Methodology note
Add foreign-worker employer NI surcharge: calculation note
Assumptions behind the Add foreign-worker employer NI surcharge scenario. Implementation detail is incomplete, so uncertainty is explicit.
View main policy page: Add foreign-worker employer NI surcharge
Central fiscal result
-GBP 2.5bn - Net fiscal impact in 2027-28
Low case: -GBP 5.0bn. High case: +GBP 1.0bn. Positive numbers are fiscal costs or borrowing pressure. Negative numbers are Exchequer savings or receipts.
Scenario and baseline
- Employer NI on foreign workers rises to 20%.

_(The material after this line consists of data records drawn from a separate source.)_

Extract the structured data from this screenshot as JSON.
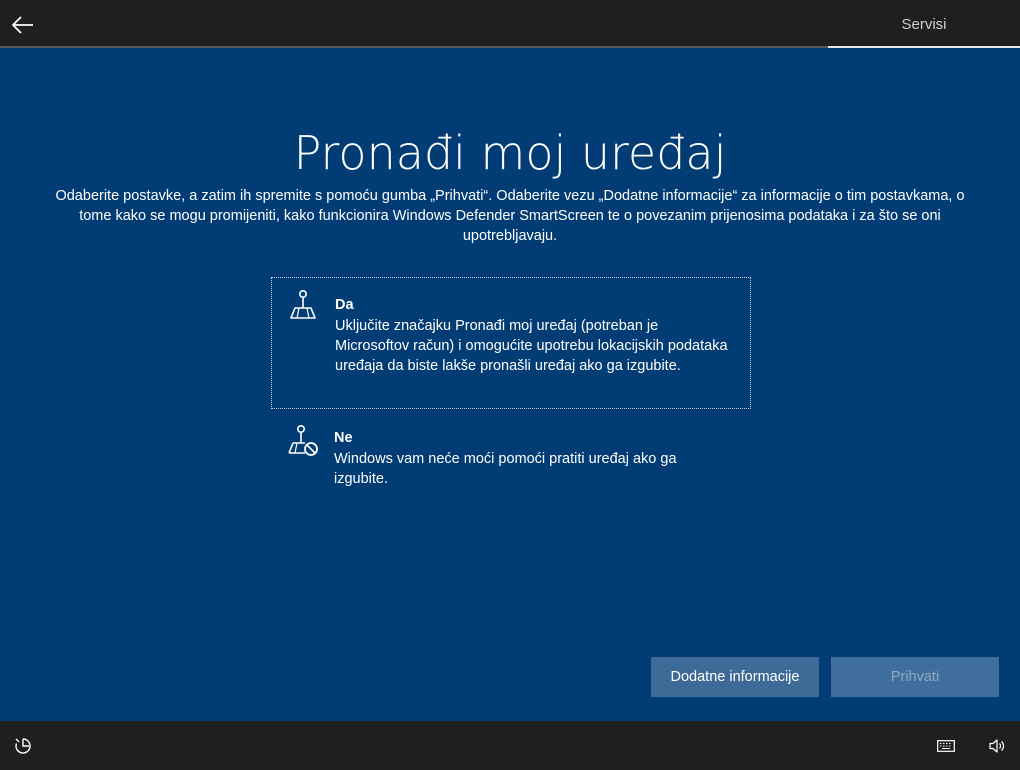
{
  "header": {
    "tab_label": "Servisi"
  },
  "main": {
    "title": "Pronađi moj uređaj",
    "description": "Odaberite postavke, a zatim ih spremite s pomoću gumba „Prihvati“. Odaberite vezu „Dodatne informacije“ za informacije o tim postavkama, o tome kako se mogu promijeniti, kako funkcionira Windows Defender SmartScreen te o povezanim prijenosima podataka i za što se oni upotrebljavaju.",
    "options": [
      {
        "title": "Da",
        "body": "Uključite značajku Pronađi moj uređaj (potreban je Microsoftov račun) i omogućite upotrebu lokacijskih podataka uređaja da biste lakše pronašli uređaj ako ga izgubite.",
        "icon": "map-pin-icon",
        "selected": true
      },
      {
        "title": "Ne",
        "body": "Windows vam neće moći pomoći pratiti uređaj ako ga izgubite.",
        "icon": "map-pin-blocked-icon",
        "selected": false
      }
    ],
    "buttons": {
      "more_info": "Dodatne informacije",
      "accept": "Prihvati"
    }
  },
  "footer": {
    "icons": [
      "ease-of-access-icon",
      "keyboard-icon",
      "volume-icon"
    ]
  },
  "colors": {
    "background": "#013c75",
    "bar": "#1f1f1f",
    "button": "#3d6a96"
  }
}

- British workers remain on the standard employer NI rate.
- Health, care and very small firms are exempt.
- No replacement visa levy is modelled.
Affected population
- Affected units are employers and foreign-worker employee jobs.
- Exposure depends on payroll, nationality and exemptions.

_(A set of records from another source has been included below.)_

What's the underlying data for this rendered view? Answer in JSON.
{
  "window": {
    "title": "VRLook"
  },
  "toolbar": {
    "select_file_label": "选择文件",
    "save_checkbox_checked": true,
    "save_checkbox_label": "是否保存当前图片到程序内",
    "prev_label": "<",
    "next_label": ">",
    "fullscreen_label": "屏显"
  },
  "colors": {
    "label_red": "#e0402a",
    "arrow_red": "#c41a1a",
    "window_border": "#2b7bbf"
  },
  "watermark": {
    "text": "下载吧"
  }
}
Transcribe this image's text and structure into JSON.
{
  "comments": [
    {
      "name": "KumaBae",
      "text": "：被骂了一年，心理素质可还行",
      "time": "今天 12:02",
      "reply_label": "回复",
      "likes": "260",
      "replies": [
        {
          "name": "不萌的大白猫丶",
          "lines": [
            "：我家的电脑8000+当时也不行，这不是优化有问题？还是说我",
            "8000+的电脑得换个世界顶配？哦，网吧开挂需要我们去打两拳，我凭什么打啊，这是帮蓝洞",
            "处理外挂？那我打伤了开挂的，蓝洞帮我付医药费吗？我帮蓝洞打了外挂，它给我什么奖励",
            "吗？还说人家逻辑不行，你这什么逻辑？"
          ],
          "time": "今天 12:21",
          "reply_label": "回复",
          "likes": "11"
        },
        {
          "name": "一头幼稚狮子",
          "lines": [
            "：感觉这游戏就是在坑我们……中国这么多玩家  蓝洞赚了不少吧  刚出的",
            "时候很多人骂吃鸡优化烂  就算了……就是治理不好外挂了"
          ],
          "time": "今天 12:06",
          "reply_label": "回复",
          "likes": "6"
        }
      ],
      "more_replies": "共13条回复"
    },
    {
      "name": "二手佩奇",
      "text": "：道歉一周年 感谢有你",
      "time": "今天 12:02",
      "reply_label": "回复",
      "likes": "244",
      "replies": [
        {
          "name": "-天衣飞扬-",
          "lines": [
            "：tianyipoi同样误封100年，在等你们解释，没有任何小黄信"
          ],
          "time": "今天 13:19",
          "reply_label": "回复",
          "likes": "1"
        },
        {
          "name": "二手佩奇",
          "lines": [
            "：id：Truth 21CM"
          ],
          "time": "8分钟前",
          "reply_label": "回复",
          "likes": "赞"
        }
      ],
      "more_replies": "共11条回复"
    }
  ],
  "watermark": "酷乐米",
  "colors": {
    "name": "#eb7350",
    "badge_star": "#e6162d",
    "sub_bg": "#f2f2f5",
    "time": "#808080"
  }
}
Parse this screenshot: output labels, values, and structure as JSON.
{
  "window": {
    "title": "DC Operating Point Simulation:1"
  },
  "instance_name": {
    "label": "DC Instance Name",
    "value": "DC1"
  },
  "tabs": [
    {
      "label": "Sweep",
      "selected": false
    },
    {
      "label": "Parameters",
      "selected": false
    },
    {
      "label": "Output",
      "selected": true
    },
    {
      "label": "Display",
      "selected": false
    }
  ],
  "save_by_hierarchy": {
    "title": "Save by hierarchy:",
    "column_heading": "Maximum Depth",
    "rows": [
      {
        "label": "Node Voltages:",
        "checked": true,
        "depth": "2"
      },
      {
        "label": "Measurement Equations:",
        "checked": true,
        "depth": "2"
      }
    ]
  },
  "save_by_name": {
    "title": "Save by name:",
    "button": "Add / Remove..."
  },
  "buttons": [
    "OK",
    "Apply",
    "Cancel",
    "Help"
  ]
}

- Domestic workers may benefit if substitution is possible.
- Consumers face higher costs in exposed sectors.
Gross impact
- Reform claimed about GBP 4bn annual revenue.
- Central case scores GBP 2.5bn after exemptions and behaviour.
- High case allows receipts loss from reduced employment.
- Output effects are shown separately, not fiscal-scored.
Fiscal build-up, central case
- Additional employer NI receipts: -GBP 3.8bn
- Lower PAYE and NI from reduced employment: +GBP 0.8bn
- Administration and compliance: +GBP 0.3bn
- Exemption leakage: +GBP 0.2bn
Central net impact: -GBP 2.5bn in 2027-28.
Behaviour and pass-through
- Low case assumes high compliance and limited labour-supply response.
- Central case assumes some hiring reduction and exemption planning.
- High case assumes shortages reduce output and tax receipts.
- Prices rise where employers pass on the surcharge.
Phasing
- 2026-27: -GBP 0.5bn. Preparation or partial implementation.
- 2027-28: -GBP 2.5bn. Main scenario year.
- 2028-29: -GBP 2.0bn. Behaviour and pass-through develop.
- 2029-30: -GBP 1.5bn. Steady-state uncertainty persists.
Main source groups
- S1: Reform Contract defines the 20% rate and exemptions.
- S2: HMRC NI ready-reckoners frame rate-change scale.
- S3: UK immigration and tax-mobility studies inform wage and recruitment-risk assumptions.
- S4: Current Reform page confirms stronger migration controls.
- S5: No official payroll exposure table was found.